We have reached a new branching point where technologies are required to be more and more scalable. On one hand we have high powered beasts like the Sony PlayStation 3, playing games and videos at full 1080p to the low end mobiles which can at most handle a meagre resolution of 192x144. This means that developers and designers are required to create content which suits both, often the same content needs to be refactored to support both!

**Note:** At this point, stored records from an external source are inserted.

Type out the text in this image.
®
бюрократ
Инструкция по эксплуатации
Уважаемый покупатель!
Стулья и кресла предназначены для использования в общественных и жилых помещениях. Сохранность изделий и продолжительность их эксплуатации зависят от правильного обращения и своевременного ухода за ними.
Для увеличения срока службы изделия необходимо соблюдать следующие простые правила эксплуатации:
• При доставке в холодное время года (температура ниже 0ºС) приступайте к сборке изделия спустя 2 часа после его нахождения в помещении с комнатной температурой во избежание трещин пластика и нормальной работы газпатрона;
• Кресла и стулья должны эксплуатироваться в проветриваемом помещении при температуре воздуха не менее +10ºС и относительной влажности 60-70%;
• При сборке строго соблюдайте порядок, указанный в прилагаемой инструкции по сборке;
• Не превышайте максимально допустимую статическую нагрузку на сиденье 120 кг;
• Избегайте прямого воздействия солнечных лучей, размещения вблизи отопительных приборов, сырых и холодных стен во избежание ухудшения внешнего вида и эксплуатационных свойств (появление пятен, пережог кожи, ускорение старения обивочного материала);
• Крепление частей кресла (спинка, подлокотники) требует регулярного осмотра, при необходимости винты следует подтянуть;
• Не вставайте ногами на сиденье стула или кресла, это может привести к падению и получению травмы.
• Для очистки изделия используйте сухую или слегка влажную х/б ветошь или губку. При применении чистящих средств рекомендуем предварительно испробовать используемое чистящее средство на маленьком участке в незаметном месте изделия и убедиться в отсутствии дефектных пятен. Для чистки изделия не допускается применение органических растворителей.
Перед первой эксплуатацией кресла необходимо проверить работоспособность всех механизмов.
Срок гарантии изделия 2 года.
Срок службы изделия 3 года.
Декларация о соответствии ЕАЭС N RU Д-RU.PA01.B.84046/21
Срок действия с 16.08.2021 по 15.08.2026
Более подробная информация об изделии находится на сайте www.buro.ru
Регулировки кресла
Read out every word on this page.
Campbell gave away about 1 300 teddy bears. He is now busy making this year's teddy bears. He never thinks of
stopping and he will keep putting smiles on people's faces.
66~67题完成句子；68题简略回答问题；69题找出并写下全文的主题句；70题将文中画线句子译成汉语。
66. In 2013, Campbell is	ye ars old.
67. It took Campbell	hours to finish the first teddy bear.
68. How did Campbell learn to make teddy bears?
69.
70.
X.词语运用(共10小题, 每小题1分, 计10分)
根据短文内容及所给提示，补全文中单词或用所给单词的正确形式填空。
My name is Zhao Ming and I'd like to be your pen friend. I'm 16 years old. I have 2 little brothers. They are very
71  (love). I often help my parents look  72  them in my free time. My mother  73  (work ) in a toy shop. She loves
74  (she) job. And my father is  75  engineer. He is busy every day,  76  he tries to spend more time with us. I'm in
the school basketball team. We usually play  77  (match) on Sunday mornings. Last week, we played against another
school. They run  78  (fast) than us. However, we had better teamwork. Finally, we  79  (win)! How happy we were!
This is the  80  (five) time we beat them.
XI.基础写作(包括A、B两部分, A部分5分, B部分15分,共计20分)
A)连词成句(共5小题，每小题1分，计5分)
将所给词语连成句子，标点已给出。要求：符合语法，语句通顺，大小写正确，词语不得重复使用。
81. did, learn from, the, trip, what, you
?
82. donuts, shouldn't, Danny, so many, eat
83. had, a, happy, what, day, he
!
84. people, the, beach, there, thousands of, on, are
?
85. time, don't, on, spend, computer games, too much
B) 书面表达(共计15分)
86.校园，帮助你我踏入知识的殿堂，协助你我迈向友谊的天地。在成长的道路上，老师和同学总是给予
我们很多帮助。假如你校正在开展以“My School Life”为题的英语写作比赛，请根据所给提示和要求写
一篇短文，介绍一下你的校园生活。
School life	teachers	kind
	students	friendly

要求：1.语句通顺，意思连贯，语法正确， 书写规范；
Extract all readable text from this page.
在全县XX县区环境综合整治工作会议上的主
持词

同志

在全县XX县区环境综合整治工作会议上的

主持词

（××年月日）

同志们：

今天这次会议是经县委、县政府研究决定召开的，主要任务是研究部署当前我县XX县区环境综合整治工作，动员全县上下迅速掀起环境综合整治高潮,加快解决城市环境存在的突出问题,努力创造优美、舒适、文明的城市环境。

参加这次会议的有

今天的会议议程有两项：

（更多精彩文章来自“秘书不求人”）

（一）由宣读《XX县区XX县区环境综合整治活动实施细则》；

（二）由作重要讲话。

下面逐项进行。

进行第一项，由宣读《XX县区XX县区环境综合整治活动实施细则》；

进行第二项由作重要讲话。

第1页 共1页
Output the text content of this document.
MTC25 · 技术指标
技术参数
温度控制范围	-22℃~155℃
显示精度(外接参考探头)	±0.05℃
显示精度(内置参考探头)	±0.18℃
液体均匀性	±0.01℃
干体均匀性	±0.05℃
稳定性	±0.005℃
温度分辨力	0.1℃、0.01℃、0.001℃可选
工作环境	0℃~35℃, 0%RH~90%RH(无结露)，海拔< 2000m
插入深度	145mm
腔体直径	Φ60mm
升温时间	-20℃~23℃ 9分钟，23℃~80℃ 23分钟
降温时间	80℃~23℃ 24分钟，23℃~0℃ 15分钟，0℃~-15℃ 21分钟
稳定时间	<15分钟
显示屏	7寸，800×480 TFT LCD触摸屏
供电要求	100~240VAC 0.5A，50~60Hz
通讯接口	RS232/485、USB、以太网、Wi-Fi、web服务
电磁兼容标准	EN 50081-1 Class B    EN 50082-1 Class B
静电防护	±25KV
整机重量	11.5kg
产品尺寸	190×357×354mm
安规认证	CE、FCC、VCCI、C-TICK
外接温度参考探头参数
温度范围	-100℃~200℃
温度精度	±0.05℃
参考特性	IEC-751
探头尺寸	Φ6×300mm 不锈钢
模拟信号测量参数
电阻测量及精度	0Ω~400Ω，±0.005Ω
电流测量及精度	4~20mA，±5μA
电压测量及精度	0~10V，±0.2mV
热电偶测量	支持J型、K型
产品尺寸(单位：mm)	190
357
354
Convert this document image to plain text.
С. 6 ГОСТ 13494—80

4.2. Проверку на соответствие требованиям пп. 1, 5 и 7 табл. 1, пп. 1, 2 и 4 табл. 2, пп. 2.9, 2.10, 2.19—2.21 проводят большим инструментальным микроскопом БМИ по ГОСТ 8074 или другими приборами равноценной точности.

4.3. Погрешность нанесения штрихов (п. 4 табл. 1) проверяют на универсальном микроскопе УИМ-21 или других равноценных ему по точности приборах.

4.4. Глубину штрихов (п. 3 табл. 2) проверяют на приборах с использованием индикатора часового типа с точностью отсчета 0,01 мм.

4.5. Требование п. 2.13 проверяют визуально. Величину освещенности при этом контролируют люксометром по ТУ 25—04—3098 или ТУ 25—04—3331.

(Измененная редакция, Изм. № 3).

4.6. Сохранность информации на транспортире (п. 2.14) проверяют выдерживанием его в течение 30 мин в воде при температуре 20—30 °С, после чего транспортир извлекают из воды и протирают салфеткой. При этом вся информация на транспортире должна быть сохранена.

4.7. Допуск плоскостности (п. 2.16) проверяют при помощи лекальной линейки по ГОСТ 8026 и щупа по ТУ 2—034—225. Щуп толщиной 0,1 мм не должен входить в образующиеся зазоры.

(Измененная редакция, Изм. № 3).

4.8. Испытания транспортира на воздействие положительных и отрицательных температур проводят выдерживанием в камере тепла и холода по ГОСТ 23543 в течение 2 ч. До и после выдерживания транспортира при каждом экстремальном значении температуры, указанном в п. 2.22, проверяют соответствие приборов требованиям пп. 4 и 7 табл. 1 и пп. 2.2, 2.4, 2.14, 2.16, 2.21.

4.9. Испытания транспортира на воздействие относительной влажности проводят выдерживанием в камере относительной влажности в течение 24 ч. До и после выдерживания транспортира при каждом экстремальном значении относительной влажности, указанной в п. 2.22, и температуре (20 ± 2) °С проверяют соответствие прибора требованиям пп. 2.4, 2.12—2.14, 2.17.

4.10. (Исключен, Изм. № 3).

Similarly in the Laptop market, need is arising for smaller and smaller laptops. Net-books are a relatively new concept, which seem to have taken off quite well. A net-book is essentially a minimalist laptop, focused, as its name suggests, in providing full internet services in a small package. These are low powered machines which sometimes do not even have a CD / DVD Drive, usually based on the new Intel Atom Platform. As such they are not capable of efficiently running Windows Vista, and with Windows at its end of support phase, ASUS has turned to ANDROID, the new Operating system being developed by Google.

ANDROID is the new Linux based operating system developed by Google as part of the Open Handset Alliance, which is a consortium of over 30 technology and telecom companies. Although designed for smartphones, it is a modular system which provides a lot of flexibility to the user to customize each and every operation in the way it most suits them. For example on a Mobile phone one has the option to have an application of their choice to handle managing contacts, and making calls etc. As such it can easily be extended to provide the facilities one would expect from a netbook. Android already includes a web browser based on WebKit, the same engine used to run Safari and Google Chrome. Furthermore since ANDROID is open source, it will attract a large no of developers, and thus support a wide array of software.

With the limited resources that a net-book provides, ANDROID may be an appropriate fit. Its flexibility, large support from developer and telecom industries, and the fact that it is designed specifically for small screen and low power devices all signify, that this would be a welcome development in the history of Net-Books.